The strengths of the study presented here include the novelty of applying recently developed synucleinopathy biomarkers to a limited, “premotor” synucleinopathy; the prospective collection of CSF samples; comprehensive longitudinal follow-up evaluations of all patients; meticulous clinical, autonomic, laboratory, and imaging phenotyping of all subjects; and the standardized, rigorously careful handling of samples in this single center study. Weaknesses include lack of a validation cohort, a thus far limited number of autopsy-confirmation of the clinical diagnosis of phenoconversion, and that follow-up of patients is still limited to 2-5 years, with additional phenoconversion therefore possible. That being said, our overall conversion rate of 28% is in line with conversion rates reported previously, ranging from 24 to 34%.17-19 Furthermore, surveillance continues and an updated report will be provided after an additional 5 years of follow-up; based on our results we would anticipate that remaining phenoconversion will be exclusively conversion to PD or DLB. That would also be supported by the observation in previous studies that conversion to MSA occurred significantly earlier and within a narrower time window than conversion to PD/DLB.18, 19
In conclusion, our findings demonstrate that two CSF markers, NfL and αSyn oligomers detected via PMCA, allow for faithful prediction of future phenoconversion to MSA in patients presenting with isolated autonomic failure. These markers, alone and in combination, possess higher accuracy for predicting MSA than any other currently available marker. This finding has important implications not only for prognostication, but also for future trials of disease modifying therapies in the synucleinopathies, allowing for differentiation of MSA from Lewy body synucleinopathies before motor symptoms develop.

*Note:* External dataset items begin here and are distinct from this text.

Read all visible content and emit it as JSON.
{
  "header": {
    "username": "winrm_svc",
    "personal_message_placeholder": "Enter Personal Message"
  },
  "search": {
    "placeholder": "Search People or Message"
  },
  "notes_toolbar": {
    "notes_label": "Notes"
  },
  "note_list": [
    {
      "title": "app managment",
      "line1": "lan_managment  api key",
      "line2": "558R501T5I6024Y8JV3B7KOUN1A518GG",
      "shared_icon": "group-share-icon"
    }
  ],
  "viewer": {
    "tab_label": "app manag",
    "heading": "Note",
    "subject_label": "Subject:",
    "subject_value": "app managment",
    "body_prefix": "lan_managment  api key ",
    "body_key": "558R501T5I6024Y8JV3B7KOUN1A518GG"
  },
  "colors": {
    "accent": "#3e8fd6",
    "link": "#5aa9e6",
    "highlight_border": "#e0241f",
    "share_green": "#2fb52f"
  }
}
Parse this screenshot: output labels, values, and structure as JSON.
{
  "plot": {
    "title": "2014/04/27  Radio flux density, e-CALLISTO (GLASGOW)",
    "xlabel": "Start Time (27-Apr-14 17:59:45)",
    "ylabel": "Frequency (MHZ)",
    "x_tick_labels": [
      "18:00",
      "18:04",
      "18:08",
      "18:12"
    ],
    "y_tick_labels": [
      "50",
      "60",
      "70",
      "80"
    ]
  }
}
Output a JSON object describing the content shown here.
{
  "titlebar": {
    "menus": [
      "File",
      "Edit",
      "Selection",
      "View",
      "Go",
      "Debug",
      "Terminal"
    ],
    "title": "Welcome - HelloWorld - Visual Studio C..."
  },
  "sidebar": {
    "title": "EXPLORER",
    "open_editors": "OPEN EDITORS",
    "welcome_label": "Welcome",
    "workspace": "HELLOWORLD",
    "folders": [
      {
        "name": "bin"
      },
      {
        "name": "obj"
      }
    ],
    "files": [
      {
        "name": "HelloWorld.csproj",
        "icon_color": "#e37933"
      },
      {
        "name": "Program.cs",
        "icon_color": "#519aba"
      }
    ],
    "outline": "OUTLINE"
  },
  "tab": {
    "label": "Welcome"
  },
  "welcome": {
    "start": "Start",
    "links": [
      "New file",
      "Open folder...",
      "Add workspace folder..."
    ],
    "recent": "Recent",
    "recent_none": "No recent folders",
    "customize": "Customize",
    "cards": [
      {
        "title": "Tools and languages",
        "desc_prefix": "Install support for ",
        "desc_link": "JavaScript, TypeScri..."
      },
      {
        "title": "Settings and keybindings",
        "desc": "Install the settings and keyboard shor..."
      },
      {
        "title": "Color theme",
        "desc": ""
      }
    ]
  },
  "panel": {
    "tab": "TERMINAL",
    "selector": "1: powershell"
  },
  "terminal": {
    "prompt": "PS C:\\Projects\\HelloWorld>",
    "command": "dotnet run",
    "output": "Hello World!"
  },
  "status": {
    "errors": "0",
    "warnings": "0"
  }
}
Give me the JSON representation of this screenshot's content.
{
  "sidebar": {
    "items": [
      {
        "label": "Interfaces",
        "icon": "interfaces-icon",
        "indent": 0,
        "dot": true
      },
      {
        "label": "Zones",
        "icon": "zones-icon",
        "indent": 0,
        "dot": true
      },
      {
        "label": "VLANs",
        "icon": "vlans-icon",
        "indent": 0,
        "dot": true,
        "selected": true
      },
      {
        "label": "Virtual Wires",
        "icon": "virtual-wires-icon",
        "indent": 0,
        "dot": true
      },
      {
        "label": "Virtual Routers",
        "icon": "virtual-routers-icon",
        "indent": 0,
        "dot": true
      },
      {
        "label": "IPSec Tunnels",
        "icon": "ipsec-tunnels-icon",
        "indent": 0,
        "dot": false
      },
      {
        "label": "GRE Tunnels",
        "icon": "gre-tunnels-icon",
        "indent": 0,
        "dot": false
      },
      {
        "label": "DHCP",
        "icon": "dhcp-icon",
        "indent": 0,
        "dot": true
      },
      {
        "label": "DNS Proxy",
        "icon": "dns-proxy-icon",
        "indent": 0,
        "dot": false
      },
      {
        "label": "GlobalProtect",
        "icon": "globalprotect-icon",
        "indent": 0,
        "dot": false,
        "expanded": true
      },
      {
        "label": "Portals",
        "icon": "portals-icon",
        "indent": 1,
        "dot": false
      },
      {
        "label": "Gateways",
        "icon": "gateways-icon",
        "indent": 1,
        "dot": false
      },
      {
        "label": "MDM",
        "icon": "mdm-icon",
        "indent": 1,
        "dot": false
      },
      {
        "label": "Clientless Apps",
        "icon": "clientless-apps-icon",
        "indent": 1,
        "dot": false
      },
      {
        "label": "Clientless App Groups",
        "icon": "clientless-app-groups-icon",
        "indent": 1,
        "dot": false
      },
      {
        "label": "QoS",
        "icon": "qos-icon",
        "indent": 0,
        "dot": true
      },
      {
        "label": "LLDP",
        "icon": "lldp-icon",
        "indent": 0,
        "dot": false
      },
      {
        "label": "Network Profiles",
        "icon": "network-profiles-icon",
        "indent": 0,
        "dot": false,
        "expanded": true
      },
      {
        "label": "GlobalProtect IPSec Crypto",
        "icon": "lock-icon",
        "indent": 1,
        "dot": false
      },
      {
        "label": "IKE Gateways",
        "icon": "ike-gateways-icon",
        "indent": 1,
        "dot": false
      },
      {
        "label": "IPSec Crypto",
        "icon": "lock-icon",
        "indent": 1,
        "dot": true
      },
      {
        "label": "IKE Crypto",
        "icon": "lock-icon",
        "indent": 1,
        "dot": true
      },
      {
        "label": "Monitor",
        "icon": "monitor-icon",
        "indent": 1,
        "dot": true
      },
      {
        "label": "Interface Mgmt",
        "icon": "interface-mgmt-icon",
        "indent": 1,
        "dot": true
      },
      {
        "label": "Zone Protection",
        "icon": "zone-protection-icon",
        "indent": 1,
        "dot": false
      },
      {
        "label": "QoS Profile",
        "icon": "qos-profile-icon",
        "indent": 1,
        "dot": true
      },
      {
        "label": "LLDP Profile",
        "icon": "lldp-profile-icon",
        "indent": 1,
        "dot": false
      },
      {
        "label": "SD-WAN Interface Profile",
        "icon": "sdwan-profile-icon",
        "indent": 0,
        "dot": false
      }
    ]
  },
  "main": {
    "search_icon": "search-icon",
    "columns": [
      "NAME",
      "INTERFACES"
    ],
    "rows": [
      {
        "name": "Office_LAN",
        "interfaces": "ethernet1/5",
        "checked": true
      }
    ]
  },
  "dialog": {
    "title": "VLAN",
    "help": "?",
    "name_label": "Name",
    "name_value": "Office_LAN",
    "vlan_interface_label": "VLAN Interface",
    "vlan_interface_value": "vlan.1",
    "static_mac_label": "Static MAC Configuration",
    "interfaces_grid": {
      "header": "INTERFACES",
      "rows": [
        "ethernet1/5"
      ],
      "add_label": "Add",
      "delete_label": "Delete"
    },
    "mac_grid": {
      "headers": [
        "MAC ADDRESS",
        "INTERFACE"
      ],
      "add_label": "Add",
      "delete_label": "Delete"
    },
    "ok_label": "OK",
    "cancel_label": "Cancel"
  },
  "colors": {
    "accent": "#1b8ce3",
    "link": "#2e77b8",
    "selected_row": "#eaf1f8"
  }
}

Our data furthermore strongly solidify the concept of PAF as a synucleinopathy. Continued surveillance of the patients who have not converted to a motor or cognitive synucleinopathy and further autopsy studies should eventually answer the question if late development of PD or DLB is eventually the fate of all patients with PAF or if a truly “stable” form of PAF exists with αSyn misfolding remaining confined to autonomic structures.
Acknowledgement
This publication was made possible by NIH (R01NS092625, K23NS075141, UL1TR000135, R01AG055053, R01AG061069, R21NS114884), FDA (R01FD004789), grants from the Michael J. Fox Foundation for Parkinson’s disease, American Parkinson Disease Association, Sturm Foundation, and Mayo funds. Its contents are solely the responsibility of the authors and do not necessarily represent the official view of NIH or FDA.
Footnotes
Potential Conflicts of Interest
CS is a Founder, Chief Scientific Officer and Member of the Board of Directors of Amprion Inc, a biotechnology company that focuses on the commercial use of PMCA (RT-QuIC) for high-sensitivity detection of misfolded protein aggregates. The remaining authors have nothing to report. The University of Texas Health Science Center at Houston has licensed patents and patent applications to Amprion.